Espiral de violencia
Cuando miramos la Tierra...

La violencia atrae a la violencia

Y la represión termina por llegar...

La violencia atrae a la violencia

Nadie ha nacido para ser esclavo. A nadie le gusta padecer injusticias, humillaciones, represiones. Una criatura humana condenada a vivir en una situación infrahumana se parece a un animal -un buey, un asno- que se revuelca en el barro.
Pero el egoísmo de algunos grupos privilegíados encierra a multitud de seres humanos en esa condición infrahumana, donde padecen represiones, humillaciones, injusticias; viviendo sin ninguna perspectiva sin esperanza, con todas las características de los esclavos.

Esta violencia instalada, institucionalizada, esta violencia número uno atrae a la violencia número dos: la revolución, o de los oprimidos, o de la juventud decidida a luchar por un mundo más justo y más humano.

Ciertamente entre continente y continente, entre país y país entre ciudad y ciudad se dan variantes diferencias, grados, matices en lo que respecta a la violencia número dos.

Hoy los oprimidos del mundo están abriendo los ojos.

Las autoridades y los privilegiados se alarman ante la presencia de agentes exteriores a quienes ellos llaman «elementos subversivos», «agitadores», «comunistas».

En ocasiones, se trata incluso de personas comprometidas con ideologías de extrema izquierda que luchan por la liberación de los oprimidos, habiendo optado por la violencia armada para llevar a cabo esta liberación.

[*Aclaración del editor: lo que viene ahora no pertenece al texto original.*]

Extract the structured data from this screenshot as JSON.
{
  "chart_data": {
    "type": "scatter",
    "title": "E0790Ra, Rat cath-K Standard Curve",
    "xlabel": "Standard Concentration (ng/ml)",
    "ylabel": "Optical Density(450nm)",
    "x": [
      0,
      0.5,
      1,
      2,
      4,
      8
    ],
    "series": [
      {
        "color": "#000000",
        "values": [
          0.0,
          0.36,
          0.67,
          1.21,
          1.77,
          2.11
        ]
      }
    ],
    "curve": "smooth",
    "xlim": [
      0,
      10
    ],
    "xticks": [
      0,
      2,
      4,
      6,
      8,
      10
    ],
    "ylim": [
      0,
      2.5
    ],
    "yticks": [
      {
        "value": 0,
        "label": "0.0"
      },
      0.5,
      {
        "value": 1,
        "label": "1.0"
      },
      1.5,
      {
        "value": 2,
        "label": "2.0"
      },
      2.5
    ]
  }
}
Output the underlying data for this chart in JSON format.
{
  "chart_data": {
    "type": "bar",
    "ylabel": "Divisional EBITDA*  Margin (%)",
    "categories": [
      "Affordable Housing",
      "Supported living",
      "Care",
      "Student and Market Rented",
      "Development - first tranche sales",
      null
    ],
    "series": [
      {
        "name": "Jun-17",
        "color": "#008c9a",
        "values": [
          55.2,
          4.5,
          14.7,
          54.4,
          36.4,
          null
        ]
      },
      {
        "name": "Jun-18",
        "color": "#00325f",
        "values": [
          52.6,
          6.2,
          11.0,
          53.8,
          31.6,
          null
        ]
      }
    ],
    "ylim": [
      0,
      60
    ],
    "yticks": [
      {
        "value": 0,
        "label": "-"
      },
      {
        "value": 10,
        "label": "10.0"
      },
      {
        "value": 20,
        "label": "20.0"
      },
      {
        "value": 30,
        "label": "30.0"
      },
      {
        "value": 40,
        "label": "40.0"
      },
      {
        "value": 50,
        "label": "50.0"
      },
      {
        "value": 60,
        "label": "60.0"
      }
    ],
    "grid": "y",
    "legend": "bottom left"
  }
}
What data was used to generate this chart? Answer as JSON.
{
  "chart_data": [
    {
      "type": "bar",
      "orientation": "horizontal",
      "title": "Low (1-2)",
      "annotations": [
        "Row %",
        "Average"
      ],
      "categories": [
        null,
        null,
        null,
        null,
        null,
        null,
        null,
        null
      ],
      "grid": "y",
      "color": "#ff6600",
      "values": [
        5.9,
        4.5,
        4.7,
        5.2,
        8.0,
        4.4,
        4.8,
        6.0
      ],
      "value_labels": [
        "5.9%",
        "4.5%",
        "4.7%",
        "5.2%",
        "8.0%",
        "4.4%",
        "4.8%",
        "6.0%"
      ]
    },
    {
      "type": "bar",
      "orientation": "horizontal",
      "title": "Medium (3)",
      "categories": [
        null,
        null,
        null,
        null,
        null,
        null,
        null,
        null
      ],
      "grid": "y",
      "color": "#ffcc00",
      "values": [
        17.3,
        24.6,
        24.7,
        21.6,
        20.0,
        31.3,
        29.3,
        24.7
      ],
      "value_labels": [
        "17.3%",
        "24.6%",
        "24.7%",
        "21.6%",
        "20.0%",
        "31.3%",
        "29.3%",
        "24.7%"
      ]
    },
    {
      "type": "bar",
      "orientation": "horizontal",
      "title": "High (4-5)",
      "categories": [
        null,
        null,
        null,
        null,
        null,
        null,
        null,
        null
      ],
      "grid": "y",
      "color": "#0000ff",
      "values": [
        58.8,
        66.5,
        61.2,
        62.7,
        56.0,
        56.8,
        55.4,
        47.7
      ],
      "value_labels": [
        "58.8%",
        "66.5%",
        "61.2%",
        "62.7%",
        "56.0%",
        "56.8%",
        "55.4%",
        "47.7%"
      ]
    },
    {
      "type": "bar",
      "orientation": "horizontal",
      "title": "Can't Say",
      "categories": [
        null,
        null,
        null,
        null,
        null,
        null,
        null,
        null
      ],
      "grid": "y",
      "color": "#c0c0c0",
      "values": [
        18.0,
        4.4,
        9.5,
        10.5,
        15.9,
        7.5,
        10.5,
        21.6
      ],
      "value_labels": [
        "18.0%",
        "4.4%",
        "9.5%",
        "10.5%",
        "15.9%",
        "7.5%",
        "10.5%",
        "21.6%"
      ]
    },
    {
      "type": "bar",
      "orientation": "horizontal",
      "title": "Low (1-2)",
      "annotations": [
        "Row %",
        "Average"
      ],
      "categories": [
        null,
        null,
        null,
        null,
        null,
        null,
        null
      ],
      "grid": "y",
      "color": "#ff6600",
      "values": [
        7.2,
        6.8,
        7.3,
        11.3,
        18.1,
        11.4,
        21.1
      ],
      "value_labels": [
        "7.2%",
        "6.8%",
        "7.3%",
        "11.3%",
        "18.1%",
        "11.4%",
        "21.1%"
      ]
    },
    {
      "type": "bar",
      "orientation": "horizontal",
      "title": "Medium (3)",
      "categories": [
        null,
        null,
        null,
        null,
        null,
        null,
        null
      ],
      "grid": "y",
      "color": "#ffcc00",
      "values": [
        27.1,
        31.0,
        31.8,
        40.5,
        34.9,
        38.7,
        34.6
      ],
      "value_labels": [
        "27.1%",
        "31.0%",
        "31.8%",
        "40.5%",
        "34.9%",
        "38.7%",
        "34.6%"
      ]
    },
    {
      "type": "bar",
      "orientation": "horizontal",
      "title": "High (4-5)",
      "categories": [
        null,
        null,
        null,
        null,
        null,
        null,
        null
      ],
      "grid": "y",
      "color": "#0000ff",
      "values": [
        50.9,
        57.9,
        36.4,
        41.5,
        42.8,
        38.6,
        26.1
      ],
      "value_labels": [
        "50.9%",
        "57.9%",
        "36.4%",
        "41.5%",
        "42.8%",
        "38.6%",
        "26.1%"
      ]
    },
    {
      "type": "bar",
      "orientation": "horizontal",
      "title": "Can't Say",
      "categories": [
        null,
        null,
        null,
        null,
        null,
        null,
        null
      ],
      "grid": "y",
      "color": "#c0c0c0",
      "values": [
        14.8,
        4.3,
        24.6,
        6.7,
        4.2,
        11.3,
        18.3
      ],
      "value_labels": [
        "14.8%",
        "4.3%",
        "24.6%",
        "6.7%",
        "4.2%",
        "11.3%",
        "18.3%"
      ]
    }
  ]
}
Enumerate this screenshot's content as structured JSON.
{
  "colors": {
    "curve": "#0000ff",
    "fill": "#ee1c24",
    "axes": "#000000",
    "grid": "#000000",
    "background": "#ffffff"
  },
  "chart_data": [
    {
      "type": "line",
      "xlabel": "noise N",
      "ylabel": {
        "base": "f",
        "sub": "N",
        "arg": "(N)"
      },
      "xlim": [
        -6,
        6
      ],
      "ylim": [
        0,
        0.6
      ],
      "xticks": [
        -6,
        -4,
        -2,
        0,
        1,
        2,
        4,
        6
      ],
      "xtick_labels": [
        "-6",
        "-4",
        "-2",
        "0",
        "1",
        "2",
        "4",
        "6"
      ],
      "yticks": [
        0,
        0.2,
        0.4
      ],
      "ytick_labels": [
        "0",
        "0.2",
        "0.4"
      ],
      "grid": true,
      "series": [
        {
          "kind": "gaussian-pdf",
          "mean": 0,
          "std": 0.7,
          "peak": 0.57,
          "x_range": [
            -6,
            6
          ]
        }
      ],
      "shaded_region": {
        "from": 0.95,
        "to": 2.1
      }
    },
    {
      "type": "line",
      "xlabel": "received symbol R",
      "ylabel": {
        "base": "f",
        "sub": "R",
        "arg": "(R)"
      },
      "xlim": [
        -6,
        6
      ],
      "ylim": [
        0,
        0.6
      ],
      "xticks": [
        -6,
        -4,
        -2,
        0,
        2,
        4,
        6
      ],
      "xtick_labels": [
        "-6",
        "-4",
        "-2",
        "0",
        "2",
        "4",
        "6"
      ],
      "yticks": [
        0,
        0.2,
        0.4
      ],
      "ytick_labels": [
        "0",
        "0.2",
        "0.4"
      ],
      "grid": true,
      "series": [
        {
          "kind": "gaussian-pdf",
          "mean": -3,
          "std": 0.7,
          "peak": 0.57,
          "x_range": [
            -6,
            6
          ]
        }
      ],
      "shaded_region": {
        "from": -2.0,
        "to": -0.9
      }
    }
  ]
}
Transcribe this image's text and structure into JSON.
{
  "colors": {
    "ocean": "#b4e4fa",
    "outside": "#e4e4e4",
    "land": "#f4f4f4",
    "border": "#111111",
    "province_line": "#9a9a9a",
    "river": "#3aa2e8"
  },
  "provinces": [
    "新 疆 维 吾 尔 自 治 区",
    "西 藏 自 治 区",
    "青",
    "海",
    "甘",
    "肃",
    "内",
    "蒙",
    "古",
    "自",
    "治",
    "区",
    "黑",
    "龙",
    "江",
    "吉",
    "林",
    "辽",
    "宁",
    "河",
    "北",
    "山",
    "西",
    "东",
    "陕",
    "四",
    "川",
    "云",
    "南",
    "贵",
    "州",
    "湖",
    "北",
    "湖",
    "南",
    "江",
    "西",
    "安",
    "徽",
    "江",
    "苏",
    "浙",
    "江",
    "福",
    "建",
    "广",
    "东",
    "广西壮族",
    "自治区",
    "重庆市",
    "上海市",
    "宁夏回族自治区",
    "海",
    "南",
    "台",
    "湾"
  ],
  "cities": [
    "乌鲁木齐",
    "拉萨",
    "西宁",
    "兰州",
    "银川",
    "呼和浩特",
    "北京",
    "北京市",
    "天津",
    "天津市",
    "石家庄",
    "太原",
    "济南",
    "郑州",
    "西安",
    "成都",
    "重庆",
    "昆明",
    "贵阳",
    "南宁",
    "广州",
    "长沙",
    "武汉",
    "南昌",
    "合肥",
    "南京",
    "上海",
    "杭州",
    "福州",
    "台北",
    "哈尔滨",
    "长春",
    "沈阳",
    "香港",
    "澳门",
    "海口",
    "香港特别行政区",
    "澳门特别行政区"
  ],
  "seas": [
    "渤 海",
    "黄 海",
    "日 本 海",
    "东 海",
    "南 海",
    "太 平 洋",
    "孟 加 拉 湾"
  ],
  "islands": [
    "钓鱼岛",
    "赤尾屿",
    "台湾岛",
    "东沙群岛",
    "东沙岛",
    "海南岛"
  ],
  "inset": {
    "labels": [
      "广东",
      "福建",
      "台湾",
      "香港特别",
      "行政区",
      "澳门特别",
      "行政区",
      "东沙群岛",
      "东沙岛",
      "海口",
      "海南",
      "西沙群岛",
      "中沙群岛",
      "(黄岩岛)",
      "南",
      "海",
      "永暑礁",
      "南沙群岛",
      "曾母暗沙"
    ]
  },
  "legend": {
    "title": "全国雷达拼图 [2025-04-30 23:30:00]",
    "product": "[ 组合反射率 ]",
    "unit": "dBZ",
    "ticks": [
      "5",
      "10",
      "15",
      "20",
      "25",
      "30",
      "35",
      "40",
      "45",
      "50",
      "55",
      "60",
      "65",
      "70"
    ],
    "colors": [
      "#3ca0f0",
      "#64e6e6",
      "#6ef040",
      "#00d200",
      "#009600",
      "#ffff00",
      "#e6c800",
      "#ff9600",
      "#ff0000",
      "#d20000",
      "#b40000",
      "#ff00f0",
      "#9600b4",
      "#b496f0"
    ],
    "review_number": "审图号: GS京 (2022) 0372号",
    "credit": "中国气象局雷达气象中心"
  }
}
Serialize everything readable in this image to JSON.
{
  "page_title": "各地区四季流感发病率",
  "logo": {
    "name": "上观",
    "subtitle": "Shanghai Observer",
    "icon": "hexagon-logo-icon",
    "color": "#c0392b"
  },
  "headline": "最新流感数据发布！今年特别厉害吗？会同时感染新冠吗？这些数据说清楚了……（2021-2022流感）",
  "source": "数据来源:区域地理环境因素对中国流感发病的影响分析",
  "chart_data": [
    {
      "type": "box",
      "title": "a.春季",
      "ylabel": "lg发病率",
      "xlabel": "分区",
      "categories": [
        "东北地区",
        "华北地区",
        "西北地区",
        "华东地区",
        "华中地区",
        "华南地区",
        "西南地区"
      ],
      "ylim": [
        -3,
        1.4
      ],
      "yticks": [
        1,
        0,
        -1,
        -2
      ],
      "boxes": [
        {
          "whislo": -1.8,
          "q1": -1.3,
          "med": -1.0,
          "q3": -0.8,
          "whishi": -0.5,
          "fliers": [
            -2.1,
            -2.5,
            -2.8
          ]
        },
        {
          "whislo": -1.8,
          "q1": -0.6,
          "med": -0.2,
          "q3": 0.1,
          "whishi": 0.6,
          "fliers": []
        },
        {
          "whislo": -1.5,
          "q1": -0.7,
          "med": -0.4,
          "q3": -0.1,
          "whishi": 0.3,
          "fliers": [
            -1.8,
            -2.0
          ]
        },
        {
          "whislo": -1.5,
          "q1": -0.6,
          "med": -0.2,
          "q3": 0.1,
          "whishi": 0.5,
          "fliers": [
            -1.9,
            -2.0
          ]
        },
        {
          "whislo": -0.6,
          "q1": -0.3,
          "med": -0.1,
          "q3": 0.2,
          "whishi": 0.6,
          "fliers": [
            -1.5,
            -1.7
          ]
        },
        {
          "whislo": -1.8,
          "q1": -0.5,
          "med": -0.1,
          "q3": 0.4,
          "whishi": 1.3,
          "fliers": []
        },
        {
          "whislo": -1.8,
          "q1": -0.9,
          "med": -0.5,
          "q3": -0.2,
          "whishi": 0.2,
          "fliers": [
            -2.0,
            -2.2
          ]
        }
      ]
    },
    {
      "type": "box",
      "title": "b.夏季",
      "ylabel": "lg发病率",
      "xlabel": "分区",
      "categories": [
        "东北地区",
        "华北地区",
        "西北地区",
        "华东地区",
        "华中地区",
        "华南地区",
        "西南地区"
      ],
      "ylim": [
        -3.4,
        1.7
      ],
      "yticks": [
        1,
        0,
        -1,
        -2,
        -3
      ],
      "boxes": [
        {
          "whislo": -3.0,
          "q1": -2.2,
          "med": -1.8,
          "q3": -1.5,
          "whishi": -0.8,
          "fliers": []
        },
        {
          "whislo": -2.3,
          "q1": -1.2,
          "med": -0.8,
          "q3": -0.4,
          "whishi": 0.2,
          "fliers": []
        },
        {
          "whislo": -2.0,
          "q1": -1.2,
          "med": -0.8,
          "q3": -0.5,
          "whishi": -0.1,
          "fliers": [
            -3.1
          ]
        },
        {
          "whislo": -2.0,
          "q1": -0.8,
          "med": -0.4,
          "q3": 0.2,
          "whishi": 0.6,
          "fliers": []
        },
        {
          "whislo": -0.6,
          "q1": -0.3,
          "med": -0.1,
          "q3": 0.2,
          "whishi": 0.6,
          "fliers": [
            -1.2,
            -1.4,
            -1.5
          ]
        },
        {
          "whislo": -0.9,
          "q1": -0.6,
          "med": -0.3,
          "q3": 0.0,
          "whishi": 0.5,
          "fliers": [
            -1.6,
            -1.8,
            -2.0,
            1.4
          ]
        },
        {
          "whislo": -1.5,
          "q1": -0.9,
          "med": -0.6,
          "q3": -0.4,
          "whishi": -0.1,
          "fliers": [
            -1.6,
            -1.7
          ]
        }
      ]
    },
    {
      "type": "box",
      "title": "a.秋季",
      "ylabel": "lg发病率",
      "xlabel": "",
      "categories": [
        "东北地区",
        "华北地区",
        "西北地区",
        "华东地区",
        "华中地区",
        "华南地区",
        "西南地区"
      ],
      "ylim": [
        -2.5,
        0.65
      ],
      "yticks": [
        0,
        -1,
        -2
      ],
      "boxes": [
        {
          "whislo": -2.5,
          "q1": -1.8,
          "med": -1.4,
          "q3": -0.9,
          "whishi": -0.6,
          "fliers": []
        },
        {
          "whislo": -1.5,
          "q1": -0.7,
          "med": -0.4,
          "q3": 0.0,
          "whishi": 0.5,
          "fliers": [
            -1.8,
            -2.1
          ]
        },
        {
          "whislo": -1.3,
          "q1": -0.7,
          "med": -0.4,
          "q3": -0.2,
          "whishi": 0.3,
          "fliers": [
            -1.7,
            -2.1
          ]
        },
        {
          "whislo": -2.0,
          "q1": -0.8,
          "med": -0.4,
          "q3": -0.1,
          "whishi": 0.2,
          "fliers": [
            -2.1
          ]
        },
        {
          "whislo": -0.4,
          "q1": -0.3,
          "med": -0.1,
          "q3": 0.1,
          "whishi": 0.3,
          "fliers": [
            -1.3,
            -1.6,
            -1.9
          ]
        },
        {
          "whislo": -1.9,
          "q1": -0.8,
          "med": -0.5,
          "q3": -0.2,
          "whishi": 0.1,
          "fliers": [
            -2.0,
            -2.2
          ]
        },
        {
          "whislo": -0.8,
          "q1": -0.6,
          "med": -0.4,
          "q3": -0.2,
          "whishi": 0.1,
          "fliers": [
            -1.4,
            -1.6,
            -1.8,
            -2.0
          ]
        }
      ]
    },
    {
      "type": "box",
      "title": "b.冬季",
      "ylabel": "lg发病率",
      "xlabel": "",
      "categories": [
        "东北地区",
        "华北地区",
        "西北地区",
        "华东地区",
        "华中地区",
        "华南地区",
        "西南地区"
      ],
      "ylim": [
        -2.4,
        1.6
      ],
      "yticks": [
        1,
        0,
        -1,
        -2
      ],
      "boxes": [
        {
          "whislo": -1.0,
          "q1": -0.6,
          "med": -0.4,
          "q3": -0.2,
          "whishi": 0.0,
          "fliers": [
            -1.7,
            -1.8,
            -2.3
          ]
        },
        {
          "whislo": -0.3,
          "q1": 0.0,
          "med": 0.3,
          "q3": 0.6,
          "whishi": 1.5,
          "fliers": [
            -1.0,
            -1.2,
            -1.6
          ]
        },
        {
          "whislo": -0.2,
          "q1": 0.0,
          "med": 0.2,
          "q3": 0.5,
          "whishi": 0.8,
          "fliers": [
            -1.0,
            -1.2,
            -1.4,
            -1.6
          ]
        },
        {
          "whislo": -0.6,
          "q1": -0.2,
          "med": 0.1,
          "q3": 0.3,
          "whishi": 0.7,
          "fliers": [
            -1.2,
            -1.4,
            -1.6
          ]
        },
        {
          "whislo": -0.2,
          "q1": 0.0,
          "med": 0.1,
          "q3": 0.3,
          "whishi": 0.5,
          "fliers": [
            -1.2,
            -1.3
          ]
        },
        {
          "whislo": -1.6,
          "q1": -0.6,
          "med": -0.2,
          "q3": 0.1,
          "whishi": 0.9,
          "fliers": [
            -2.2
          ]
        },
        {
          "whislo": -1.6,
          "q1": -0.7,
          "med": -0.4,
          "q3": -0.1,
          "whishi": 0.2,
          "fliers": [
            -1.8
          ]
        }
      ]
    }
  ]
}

Otras veces, se trata de personas que, movidas por un sentimiento ético y/o religioso, no soportan ver cómo la cultura dominante se instala en las mentes de los seres humanos y los convierte en seres pasivos o como mucho fatalistas, y/o la religión se interpreta y se vive como un opio del pueblo, como una fuerza alienada y alienante, y desean que la se ponga al servicio de la promoción humana de aquellos que yacen en condiciones infrahumanas.

Las autoridades y los privilegiados miden por el mismo rasero a ambos grupos. Para ellos, cuantos en nombre de la religión -eclesiásticos y seglares- trabajan para implantar reformas desde la base, para provocar el cambio de las estructuras, han abandonado la religión por la política, caen en el izquierdismo, o, al menos, son ingenuos que preparan el camino al comunismo.

Ante esta actitud, caben dos respuestas.

Las autoridades y los privilegiados se imaginan que sin la presencia de «agitadores», los oprimidos seguirían con los ojos cerrados, en actitud pasiva, sin reaccionar. Hoy, con todos los medios de transporte y todos los medios de comunicación social de que disponemos -entre ellos el transistor-, es ridículo pensar que se puede evitar que las ideas den la vuelta al mundo y que las informaciones lleguen a todas partes.

El anticomunismo monolítico y obsesivo, además, es responsable de muchos absurdos, el primero de los cuales es la transigencia con injusticias con las que no nos enfrentamos por temor a que si lo hiciéramos, se «abriría quizá la puerta al comunismo».

Allí donde las masas de los oprimidos tienen una cierta posibilidad de acción directa, se comprometen en agitaciones más o menos profundas, agudas y prolongadas.

Pero cuando caen en una especie de fatalismo al faltarles la esperanza, o cuando la reacción demasiado violenta les yugula en un instante, entonces es la juventud la que se pone en pie.

La juventud no tiene paciencia para estar esperando que los privilegiados se despojen de sus privilegios.

Con mucha frecuencia, la juventud ve a los gobiernos demasiado ligados a las clases privilegiadas.

La juventud pierde su confianza en las iglesias que dan a luz doctrinas muy hermosas textos monumentales, conclusiones grandilocuentes pero sin haberse decidido, al menos hasta el presente, a encarnarlas en la vida real.

La juventud, entonces, se hace cada día más radical y deriva hacia la violencia.

En algunos lugares, la juventud sólo es idealismo, llama, hambre de justicia, sed de autenticidad. En otros lugares, conservando el entusiasmo, la juventud se compromete con ideologías extremistas y se prepara para las «guerrillas» urbanas o rurales.

Si algún rincón del mundo sigue estando tranquilo, pero con una tranquilidad basada en la injusticia -tranquilidad de las charcas en cuyo seno se están fraguando fermentaciones venenosas-, es seguro que se trata de una serenidad engañosa, llena de mentira.

La violencia atrae a la violencia. Repitámoslo sin miedo y sin pausa: las injusticias atraen la revolución, o de los oprimidos, o de la juventud decidida a luchar por un mundo más justo y más humano.